Organe de conciliation au sens de la loi sur le travail dans les fabriques1, la Chambre des relations collectives de travail du canton de Genève a fêté son centenaire le 5 octobre 2017. Lors de cette cérémonie, la Chambre a reçu, en hommage à son travail, un bouquet de jurisprudences fédérales, en partie résumées dans cet article.
1. Représentation du personnel
1.1 Protection contre les congés
La loi présume le caractère abusif d’un congé signifié pendant la durée du mandat de représentant du personnel (art. 336 al. 2 let. b CO). La partie employeuse peut renverser cette présomption en prouvant que la résiliation repose sur un motif justifié2. En 2016, le Tribunal fédéral (TF) a rendu deux arrêts portant sur le licenciement d’un cadre élu représentant du personnel. Dans les deux cas, l’employeuse a pu prouver que le congé n’était pas lié à cette fonction, mais à la perte de confiance causée par un enregistrement illicite de données sensibles3, respectivement par le non-respect de directives internes4. Partant, les licenciements n’étaient pas abusifs.
En revanche, dans une affaire concernant un employé syndiqué (non élu représentant du personnel), les tribunaux ont retenu que le motif réel du congé reposait sur l’appartenance syndicale du travailleur et sur l’exercice par ce dernier d’une activité syndicale conforme au droit. Dans un arrêt du 15 février 2016, le TF considère que la cour cantonale n’a pas violé le droit fédéral en qualifiant la résiliation d’abusive (art. 336 al. 2 let. a CO). En outre, l’indemnité «modique» de deux mois et demi de salaire, accordée par l’instance précédente, «n’est en rien contestable»5.
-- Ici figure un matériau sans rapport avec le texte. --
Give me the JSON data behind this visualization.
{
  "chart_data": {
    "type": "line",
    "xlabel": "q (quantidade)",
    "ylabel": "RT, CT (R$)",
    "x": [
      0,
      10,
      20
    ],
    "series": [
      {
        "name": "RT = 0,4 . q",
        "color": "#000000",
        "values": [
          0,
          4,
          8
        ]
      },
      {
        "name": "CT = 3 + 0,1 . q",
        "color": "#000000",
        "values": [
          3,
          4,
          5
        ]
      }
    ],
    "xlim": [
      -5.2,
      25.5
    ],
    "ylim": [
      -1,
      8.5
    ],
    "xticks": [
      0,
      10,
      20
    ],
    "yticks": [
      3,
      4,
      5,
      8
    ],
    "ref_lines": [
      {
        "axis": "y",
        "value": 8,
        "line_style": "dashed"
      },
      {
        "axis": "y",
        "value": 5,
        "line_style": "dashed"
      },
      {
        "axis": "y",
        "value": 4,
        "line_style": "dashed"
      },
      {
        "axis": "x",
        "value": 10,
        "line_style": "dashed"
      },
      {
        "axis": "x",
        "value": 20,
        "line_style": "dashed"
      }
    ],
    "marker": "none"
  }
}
1.2 Sanctions: indemnité ou réintégration
Nous proposons une excursion à Strasbourg, afin d’évoquer un arrêt qui apporte de l’eau au moulin des partisanes et partisans d’un renforcement de la protection des représentants du personnel en droit suisse6. L’arrêt «Tek Gida Is Sendikasi contre Turquie» du 4 avril 2017 trouve son origine dans le conflit opposant une société employeuse à un syndicat. La première estime que le second n’est pas assez représentatif pour pouvoir prétendre à conclure avec elle des conventions collectives de travail. La société licencie quarante salariés ayant refusé de résilier leur adhésion au syndicat. Les tribunaux turcs qualifient le licenciement d’abusif et ordonnent à la société de réintégrer les personnes licenciées ou, à défaut, de verser à chacune d’entre elles une indemnité d’un montant correspondant à un an de salaire, conformément à la législation nationale. L’employeuse opte pour la seconde alternative avec pour conséquence la perte par le syndicat de ses adhérents au sein de la société. Devant la Cour européenne des droits de l’homme, le syndicat se plaint notamment du fait que la législation et les tribunaux turcs n’ont pas empêché la société «d’éradiquer les syndicats dans ses lieux de travail par le biais de licenciements abusifs»7. La Cour note que la loi turque – sur la base de laquelle les tribunaux ont laissé à l’entreprise le choix de réintégrer les personnes licenciées ou de leur verser une indemnité de douze mois de salaire – «n’imposait pas de sanctions suffisemment dissuasives pour l’employeur qui, en procédant à des licenciements massifs abusifs, a réduit à néant la liberté du syndicat (…). Par conséquent, ni le législateur ni les juridictions intervenues en l’espèce n’ont rempli leur obligation positive d’assurer au syndicat requérant la jouissance effective de son droit de chercher à persuader l’employeur d’écouter ce qu’il a à dire au nom de ses membres et, en principe, de son droit de mener des négociations collectives avec lui». La Cour conclut à une violation de l’art. 11 CEDH8.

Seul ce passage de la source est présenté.